To hear from my agent about the hajj novel.

I don’t know, that last revision really took it out of me.

I feel like I’ve been wrung out like a dish rag and someone’s using me to sop up a spill.

In the meantime I’ve been starting a new novel–began the first chapter today.

What a change! Light-hearted and funny–a mid-grade. Really needed that!

And I’m watching a LOT of stand up comedy to absorb the timing and style of it.

And know what? Most of it isn’t very funny.

Might make you crack up a bit, but it’s definitely not memorable!

It’s so pointless.

Something I noticed–the better the writing is going, the worse the blogging gets.

I’m reading over my sentences here and I sound like I slapped them together incoherently.

That’s what I feel like.

Incoherent.

Tired and incoherent.

I did get the reader’s report for the Hajj novel and it’s amazing!

And the fact that my agent sent it to me means that most likely that’s the way they’re going to feel about it, but I never celebrate until it’s official.

Won’t know that till this weekend some time what my agent actually thinks.

Can’t wait.

But in the mean time I MUST.

On another note, went to a farewell party for a dear friend of mine.

All the ladies there were so young.

I felt like a dinosaur.

And I realized right then that my seventeen year old self would have felt like my worst nightmare had come true.

When I was seventeen I vowed that I never wanted to grow ‘old’.

And I’m not talking about aging. I actually rejoiced when I got my first grey hairs.

That doesn’t bother me so much.

It was the thought of getting ‘old’ in my mind that scared me.

I just look at these young women with their neuroses and their silliness and I think to myself–I used to feel like that and I didn’t think it was silly back then.

Who’s right?

Me at seventeen or me now? And I can’t help thinking that it’s me now.

And yet in some ways I have less ‘power’ now.

At this same farewell party, this lady came in, all dolled up, quite full of herself. She greeted the three ladies next to me and somehow skipped over me.

I didn’t even notice–too busy with my thoughts–till another lady pointed it out, and nudged her to greet me too, like she’d given me some kind of sleight.
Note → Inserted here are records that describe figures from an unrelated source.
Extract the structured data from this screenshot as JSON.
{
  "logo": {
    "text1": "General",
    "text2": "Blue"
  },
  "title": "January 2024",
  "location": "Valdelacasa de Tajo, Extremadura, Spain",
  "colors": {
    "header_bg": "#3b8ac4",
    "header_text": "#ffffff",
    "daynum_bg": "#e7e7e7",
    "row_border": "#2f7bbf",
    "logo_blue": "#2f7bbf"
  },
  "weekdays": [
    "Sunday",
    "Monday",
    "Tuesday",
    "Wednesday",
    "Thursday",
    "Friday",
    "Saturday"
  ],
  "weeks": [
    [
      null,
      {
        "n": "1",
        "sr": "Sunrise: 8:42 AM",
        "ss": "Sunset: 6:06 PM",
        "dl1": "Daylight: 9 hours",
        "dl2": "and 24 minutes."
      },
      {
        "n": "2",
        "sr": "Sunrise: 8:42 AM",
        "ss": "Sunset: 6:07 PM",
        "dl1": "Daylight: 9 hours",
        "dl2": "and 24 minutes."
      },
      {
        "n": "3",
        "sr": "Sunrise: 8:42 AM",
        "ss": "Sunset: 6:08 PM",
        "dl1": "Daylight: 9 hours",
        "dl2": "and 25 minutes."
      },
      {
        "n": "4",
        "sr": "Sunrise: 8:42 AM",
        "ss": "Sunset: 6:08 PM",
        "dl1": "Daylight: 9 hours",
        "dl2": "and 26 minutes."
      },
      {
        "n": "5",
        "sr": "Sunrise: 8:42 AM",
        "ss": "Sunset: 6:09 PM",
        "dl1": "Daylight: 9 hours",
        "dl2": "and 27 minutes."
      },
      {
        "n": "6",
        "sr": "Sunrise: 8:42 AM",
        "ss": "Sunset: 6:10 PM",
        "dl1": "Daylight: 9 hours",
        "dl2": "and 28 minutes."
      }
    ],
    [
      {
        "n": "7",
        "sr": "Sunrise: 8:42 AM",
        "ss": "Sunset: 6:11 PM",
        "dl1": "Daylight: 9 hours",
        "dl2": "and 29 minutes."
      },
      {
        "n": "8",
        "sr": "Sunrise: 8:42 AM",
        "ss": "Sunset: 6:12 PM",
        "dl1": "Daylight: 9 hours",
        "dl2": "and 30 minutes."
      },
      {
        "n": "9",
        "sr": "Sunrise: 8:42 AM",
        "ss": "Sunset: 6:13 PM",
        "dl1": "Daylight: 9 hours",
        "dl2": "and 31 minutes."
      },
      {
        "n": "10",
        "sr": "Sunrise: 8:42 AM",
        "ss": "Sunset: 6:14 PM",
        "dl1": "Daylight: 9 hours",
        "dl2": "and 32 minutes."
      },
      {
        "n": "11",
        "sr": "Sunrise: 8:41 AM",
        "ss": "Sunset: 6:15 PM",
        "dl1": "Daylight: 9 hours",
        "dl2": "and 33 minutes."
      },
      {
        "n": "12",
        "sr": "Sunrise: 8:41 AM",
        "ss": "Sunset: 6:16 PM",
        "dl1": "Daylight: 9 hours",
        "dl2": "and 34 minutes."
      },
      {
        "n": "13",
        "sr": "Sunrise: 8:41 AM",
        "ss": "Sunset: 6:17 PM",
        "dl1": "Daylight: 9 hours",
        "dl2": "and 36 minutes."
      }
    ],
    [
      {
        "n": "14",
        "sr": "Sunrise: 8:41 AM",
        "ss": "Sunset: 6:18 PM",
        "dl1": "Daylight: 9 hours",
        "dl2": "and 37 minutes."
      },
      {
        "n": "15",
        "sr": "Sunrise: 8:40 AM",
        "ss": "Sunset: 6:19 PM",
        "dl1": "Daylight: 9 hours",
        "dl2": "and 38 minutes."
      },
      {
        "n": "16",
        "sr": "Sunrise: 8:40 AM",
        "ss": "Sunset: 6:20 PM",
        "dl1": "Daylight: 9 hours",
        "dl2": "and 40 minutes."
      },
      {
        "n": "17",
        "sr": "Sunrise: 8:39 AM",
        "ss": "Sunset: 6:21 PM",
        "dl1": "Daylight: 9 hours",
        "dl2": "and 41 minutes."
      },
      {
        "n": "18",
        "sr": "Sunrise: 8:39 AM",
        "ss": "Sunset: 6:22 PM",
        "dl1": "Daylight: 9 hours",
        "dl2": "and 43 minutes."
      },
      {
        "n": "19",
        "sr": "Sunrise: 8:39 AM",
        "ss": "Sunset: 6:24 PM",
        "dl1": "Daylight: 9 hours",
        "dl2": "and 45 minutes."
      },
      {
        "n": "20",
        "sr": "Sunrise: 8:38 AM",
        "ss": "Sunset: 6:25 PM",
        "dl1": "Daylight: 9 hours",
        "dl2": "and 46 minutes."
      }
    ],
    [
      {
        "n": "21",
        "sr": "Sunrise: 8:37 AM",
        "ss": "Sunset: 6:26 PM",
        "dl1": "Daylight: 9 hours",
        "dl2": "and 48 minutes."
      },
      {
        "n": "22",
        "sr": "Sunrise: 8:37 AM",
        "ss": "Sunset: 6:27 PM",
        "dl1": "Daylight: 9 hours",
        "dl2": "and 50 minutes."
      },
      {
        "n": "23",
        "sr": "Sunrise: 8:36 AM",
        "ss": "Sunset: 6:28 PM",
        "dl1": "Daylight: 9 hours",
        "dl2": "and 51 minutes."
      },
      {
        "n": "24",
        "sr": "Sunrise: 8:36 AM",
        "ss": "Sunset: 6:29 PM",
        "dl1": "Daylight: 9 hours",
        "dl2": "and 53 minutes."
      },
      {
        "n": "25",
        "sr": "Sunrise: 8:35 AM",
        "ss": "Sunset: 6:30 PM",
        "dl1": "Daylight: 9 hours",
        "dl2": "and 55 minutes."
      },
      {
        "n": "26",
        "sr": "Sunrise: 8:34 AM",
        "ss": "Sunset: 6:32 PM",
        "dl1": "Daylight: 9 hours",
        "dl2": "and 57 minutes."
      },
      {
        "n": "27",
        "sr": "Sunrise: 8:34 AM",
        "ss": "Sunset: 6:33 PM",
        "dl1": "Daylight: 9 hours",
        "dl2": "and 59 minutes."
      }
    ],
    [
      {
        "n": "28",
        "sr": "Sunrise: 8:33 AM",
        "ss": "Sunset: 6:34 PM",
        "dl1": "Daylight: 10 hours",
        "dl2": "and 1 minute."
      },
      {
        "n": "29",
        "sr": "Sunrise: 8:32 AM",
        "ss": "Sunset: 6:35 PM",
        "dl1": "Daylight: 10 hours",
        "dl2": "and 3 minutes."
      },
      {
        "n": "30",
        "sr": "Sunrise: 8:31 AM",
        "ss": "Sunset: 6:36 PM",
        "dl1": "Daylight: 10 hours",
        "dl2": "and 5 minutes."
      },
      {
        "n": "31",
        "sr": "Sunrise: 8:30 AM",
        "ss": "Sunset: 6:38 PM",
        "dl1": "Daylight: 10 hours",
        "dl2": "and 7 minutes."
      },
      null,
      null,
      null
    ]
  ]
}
And then when she absent-mindedly did greet me, I realized that she HAD given me a sleight. I just hadn’t noticed.

She had dismissed me as a frumpy old middle-aged lady not worth her stylish notice.

And I filed that little scene away in my imagination, like I always do when some curious little scenario plays out.

Who knows if I’ll ever use it in a book.

I end up using the oddest little things.

I remember visiting an old friend of mine five days before she died of leukemia. Seeing the way her brother was holding her hand.

It hardly seemed to impact me at the time, and yet when I was doing my latest revision of the Hajj novel, that one moment of barely noticing something, bloomed to life and became a poignant moment that really makes the scene.

When I was younger I would have felt so insulted by the way this lady treated me. I would have gotten all riled up and thought to myself, ‘who the hell does she think she is?’.

Funny how age can change your perspective of these things.

Now I just look at her and feel sorry for her.

And think that she’s really rather silly.

And the conceited part of me thinks that she really didn’t know what she was missing when she passed me over. *g*

Oh subhanallah! I shouldn’t be so conceited!

But unfortunately I am.

Maybe in another ten years I’ll grow out of it.